Wie in den Kulturkampfkantonen war primär die national-konservative SVP Nutzniesserin dieser Entwicklung. 1991 hatte die SVP in den Zentralschweizer Kantonen sowie in Freiburg und im Wallis insgesamt lediglich einen Nationalratssitz inne. 1995 waren es zwei und 1999 bereits deren vier. Bei den Nationalratswahlen vom Herbst 2003 steigerte sich die SVP mit insgesamt acht Mitgliedern und 2007 mit neun. Im Jahr 2011 verlor sie zwei Sitze, was auf eine gewisse Instabilität der Wählerbasis hinweist. Dennoch: Die Wählerverluste in den alten Stammlanden alarmierten die Eliten. Am besten hielt sich die CVP des stark urbanisierten Kantons Luzern, in Zug errang sie immerhin einen von drei Sitzen.

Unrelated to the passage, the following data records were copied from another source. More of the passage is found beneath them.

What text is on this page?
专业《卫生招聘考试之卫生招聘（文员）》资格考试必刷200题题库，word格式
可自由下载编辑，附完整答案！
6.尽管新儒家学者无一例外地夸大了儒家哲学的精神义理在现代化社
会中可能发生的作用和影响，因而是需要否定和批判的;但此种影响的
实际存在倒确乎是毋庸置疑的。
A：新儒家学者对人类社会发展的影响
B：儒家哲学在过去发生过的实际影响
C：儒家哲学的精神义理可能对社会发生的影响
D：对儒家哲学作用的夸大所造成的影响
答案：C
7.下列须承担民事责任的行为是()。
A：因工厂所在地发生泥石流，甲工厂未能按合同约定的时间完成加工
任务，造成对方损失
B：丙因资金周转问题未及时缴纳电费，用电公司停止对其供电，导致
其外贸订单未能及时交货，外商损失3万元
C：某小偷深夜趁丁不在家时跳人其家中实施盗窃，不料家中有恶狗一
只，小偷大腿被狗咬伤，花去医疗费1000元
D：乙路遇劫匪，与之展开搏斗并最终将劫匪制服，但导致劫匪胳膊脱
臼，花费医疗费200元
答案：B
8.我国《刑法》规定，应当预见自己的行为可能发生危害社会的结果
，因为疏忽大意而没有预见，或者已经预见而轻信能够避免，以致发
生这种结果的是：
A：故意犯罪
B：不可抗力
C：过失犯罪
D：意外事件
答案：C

Herbe Verluste in der Kleinen Kammer
Im Ständerat konnte die CVP jahrzehntelang von der Tatsache profitieren, dass die kleinen Stammlandkantone ebenfalls zwei Senatoren entsenden wie die Grosskantone Zürich, Bern und Waadt. Deshalb blieb der Ständerat bis heute eine stark christlichdemokratisch gefärbte Kammer.

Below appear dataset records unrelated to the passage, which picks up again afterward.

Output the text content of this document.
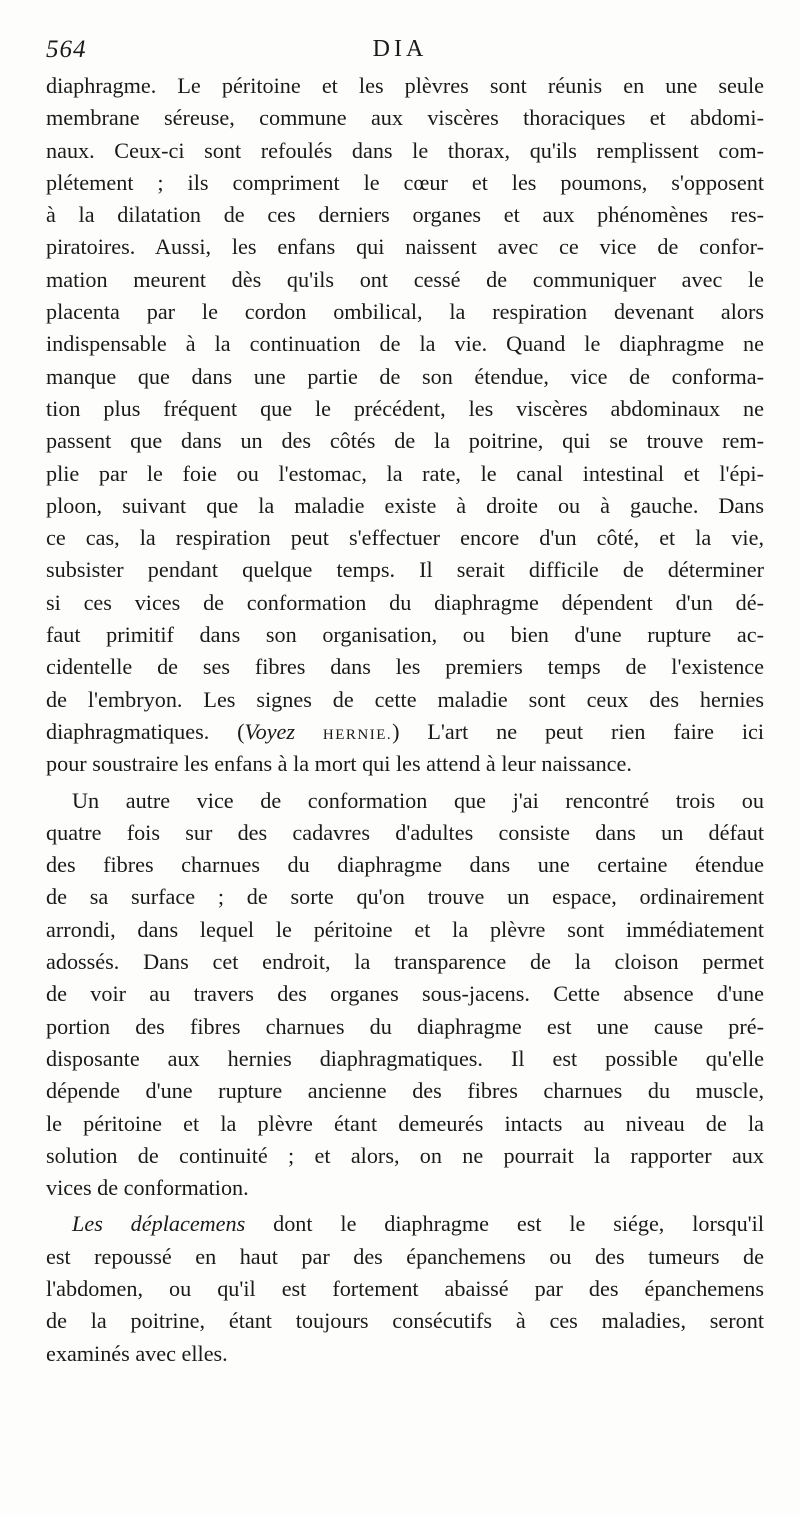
564	DIA

diaphragme. Le péritoine et les plèvres sont réunis en une seule
membrane séreuse, commune aux viscères thoraciques et abdomi-
naux. Ceux-ci sont refoulés dans le thorax, qu'ils remplissent com-
plétement ; ils compriment le cœur et les poumons, s'opposent
à la dilatation de ces derniers organes et aux phénomènes res-
piratoires. Aussi, les enfans qui naissent avec ce vice de confor-
mation meurent dès qu'ils ont cessé de communiquer avec le
placenta par le cordon ombilical, la respiration devenant alors
indispensable à la continuation de la vie. Quand le diaphragme ne
manque que dans une partie de son étendue, vice de conforma-
tion plus fréquent que le précédent, les viscères abdominaux ne
passent que dans un des côtés de la poitrine, qui se trouve rem-
plie par le foie ou l'estomac, la rate, le canal intestinal et l'épi-
ploon, suivant que la maladie existe à droite ou à gauche. Dans
ce cas, la respiration peut s'effectuer encore d'un côté, et la vie,
subsister pendant quelque temps. Il serait difficile de déterminer
si ces vices de conformation du diaphragme dépendent d'un dé-
faut primitif dans son organisation, ou bien d'une rupture ac-
cidentelle de ses fibres dans les premiers temps de l'existence
de l'embryon. Les signes de cette maladie sont ceux des hernies
diaphragmatiques. (Voyez HERNIE.) L'art ne peut rien faire ici
pour soustraire les enfans à la mort qui les attend à leur naissance.

Un autre vice de conformation que j'ai rencontré trois ou
quatre fois sur des cadavres d'adultes consiste dans un défaut
des fibres charnues du diaphragme dans une certaine étendue
de sa surface ; de sorte qu'on trouve un espace, ordinairement
arrondi, dans lequel le péritoine et la plèvre sont immédiatement
adossés. Dans cet endroit, la transparence de la cloison permet
de voir au travers des organes sous-jacens. Cette absence d'une
portion des fibres charnues du diaphragme est une cause pré-
disposante aux hernies diaphragmatiques. Il est possible qu'elle
dépende d'une rupture ancienne des fibres charnues du muscle,
le péritoine et la plèvre étant demeurés intacts au niveau de la
solution de continuité ; et alors, on ne pourrait la rapporter aux
vices de conformation.

Les déplacemens dont le diaphragme est le siége, lorsqu'il
est repoussé en haut par des épanchemens ou des tumeurs de
l'abdomen, ou qu'il est fortement abaissé par des épanchemens
de la poitrine, étant toujours consécutifs à ces maladies, seront
examinés avec elles.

Doch der Rückgang in ihren Stammlanden zeigte sich auch bei den Ständeratswahlen. Bis in die Mitte des 20. Jahrhunderts stellte die Partei in den ehemaligen Sonderbundskantonen alle vierzehn Ständeratsmandate. 16Da zwei der acht Sonderbundskantone Halbkantone sind, die jeweils lediglich einen Ständerat stellen, beläuft sich die Sitzzahl dieser acht Kantone im Ständerat auf insgesamt vierzehn.

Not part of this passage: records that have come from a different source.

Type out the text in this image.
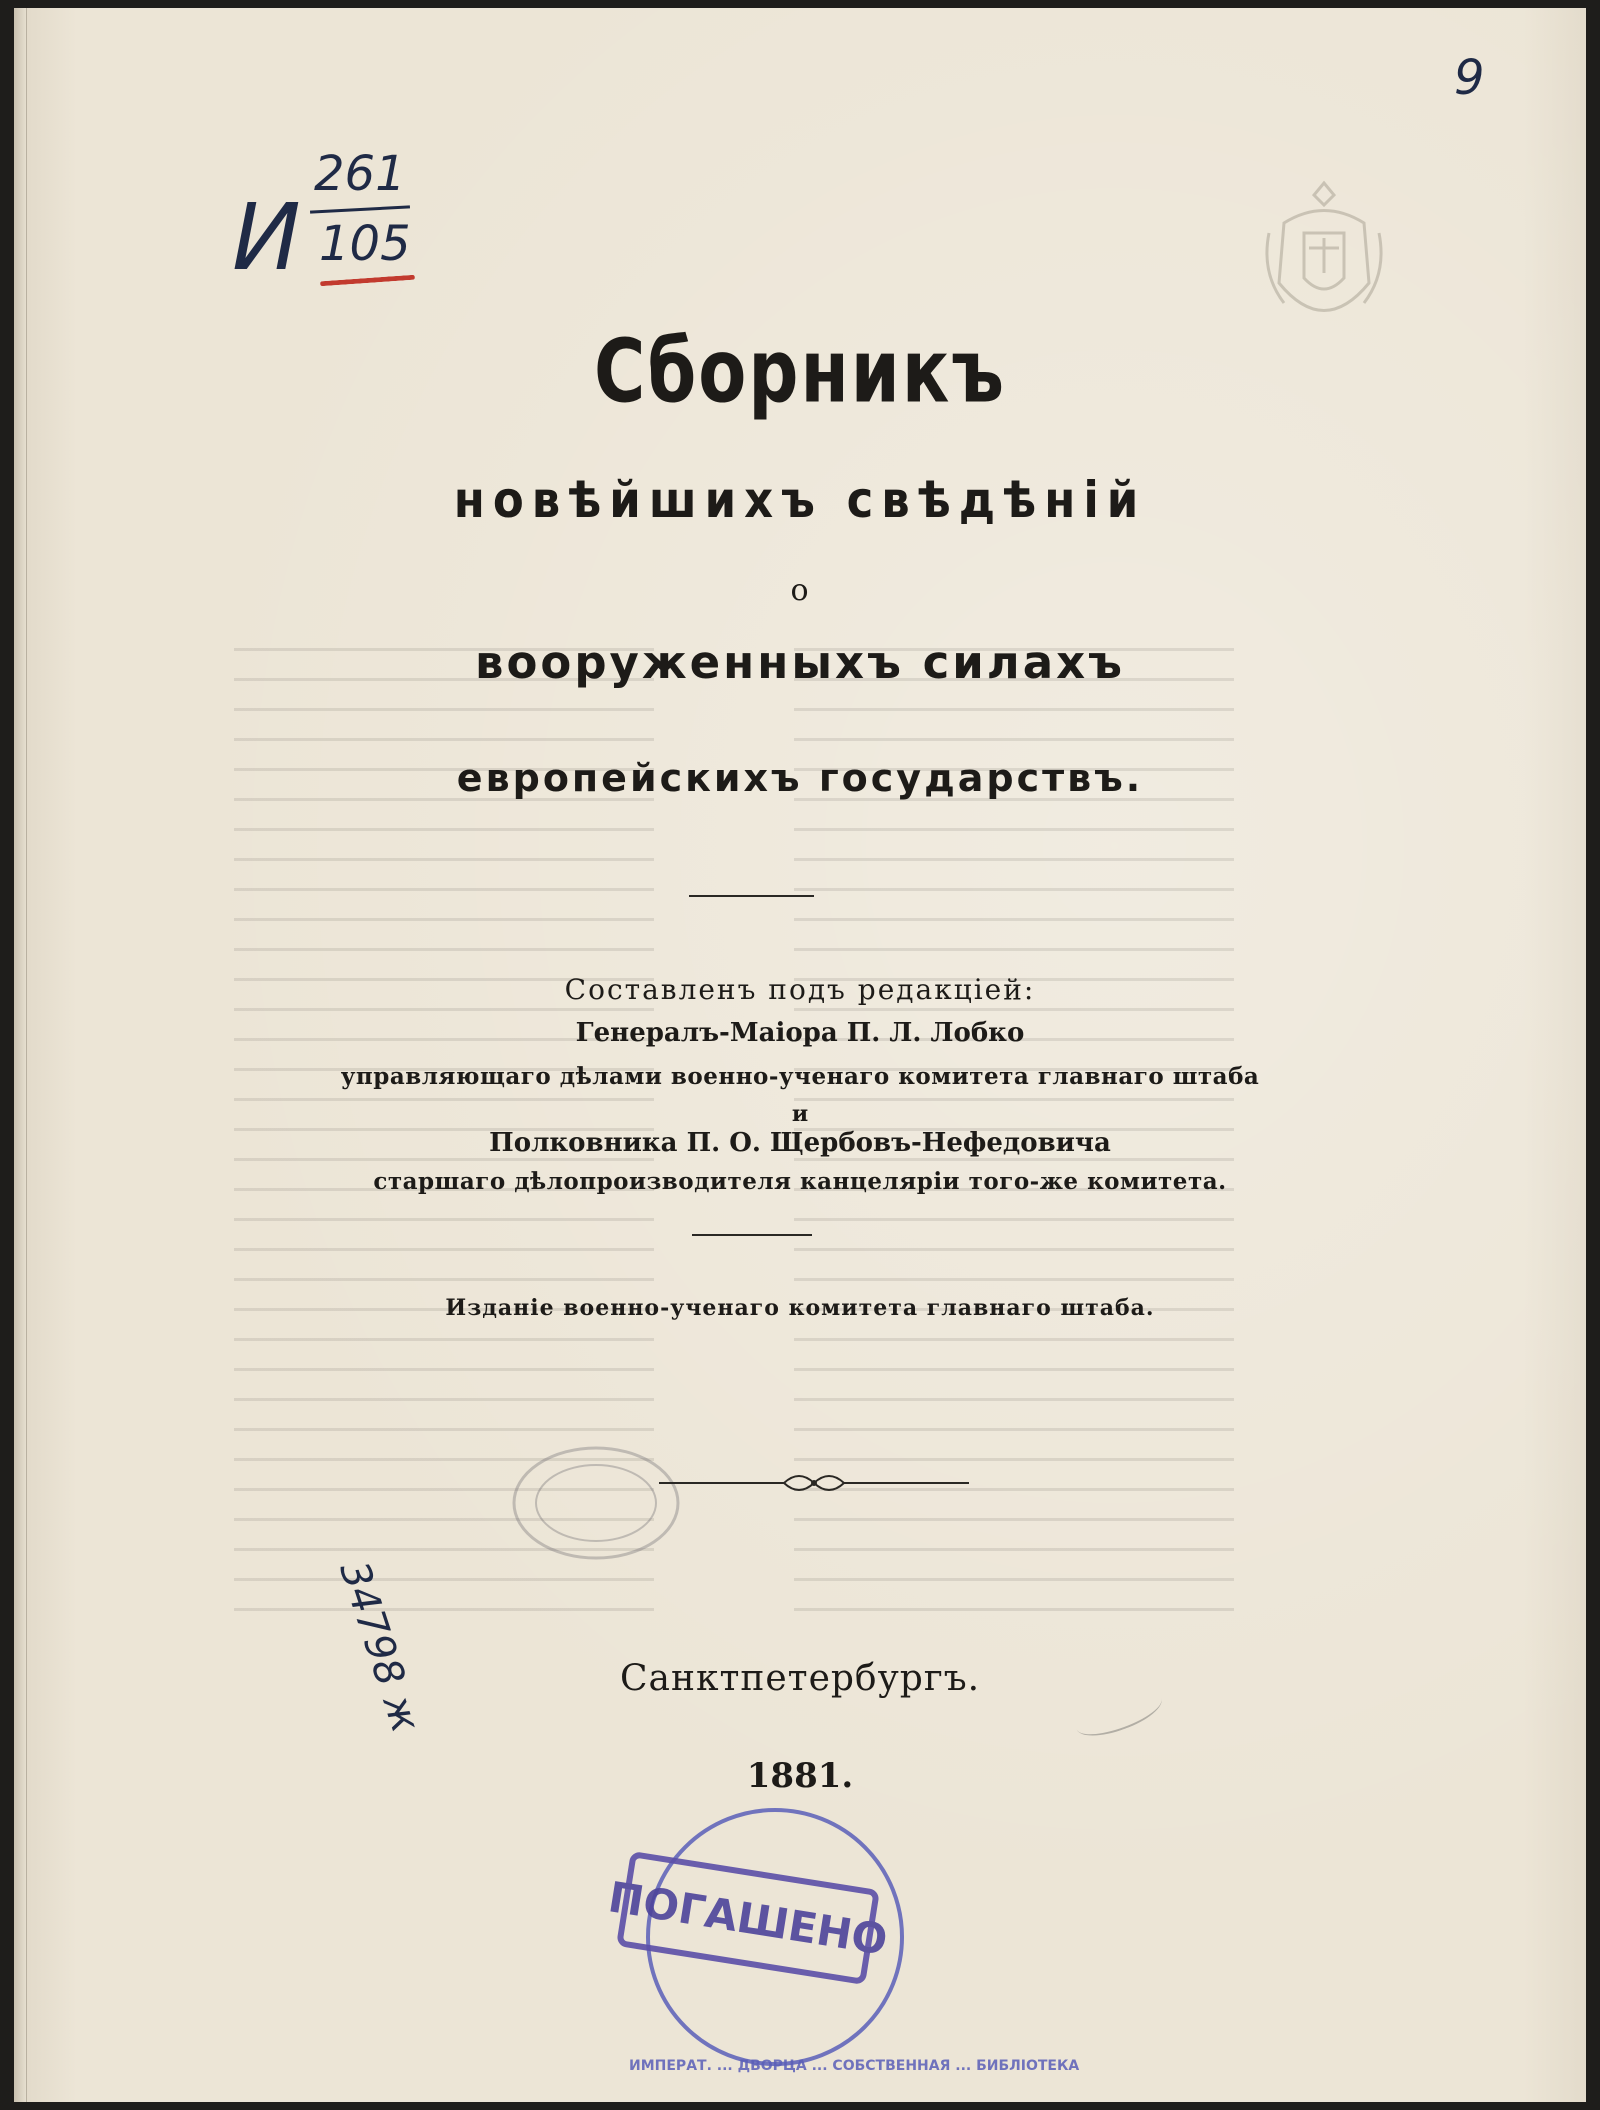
И
261
105
9
Сборникъ
новѣйшихъ свѣдѣній
о
вооруженныхъ силахъ
европейскихъ государствъ.
Составленъ подъ редакціей:
Генералъ-Маіора П. Л. Лобко
управляющаго дѣлами военно-ученаго комитета главнаго штаба
и
Полковника П. О. Щербовъ-Нефедовича
старшаго дѣлопроизводителя канцеляріи того-же комитета.
Изданіе военно-ученаго комитета главнаго штаба.
34798 ж	Санктпетербургъ.
1881.
ИМПЕРАТ. ... ДВОРЦА ... СОБСТВЕННАЯ ... БИБЛІОТЕКА
ПОГАШЕНО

Das erste Doppelmandat ging der CVP schon 1955 in Luzern verloren. Seit den 70er-Jahren büsste die CVP in den Urschweizer Kantonen immer wieder Ständeratssitze ein, 2011 sogar beide in Schwyz.
Ähnliche Verluste verzeichnete die Partei in anderen Kantonen. So verlor die CVP 1995 ihren Ständeratssitz im Aargau und 2011 in St. Gallen. Ausserhalb der Sonderbundskantone errang die Partei 2011 nur noch in folgenden Kantonen Ständeratssitze: Appenzell Innerhoden, Graubünden, Jura, Solothurn, Thurgau und Tessin. Seit den 1970er-Jahren ist der Abwärtstrend auch in der Kleinen Kammer eindeutig, auch wenn die CVP derzeit immer noch die stärkste Gruppe stellt.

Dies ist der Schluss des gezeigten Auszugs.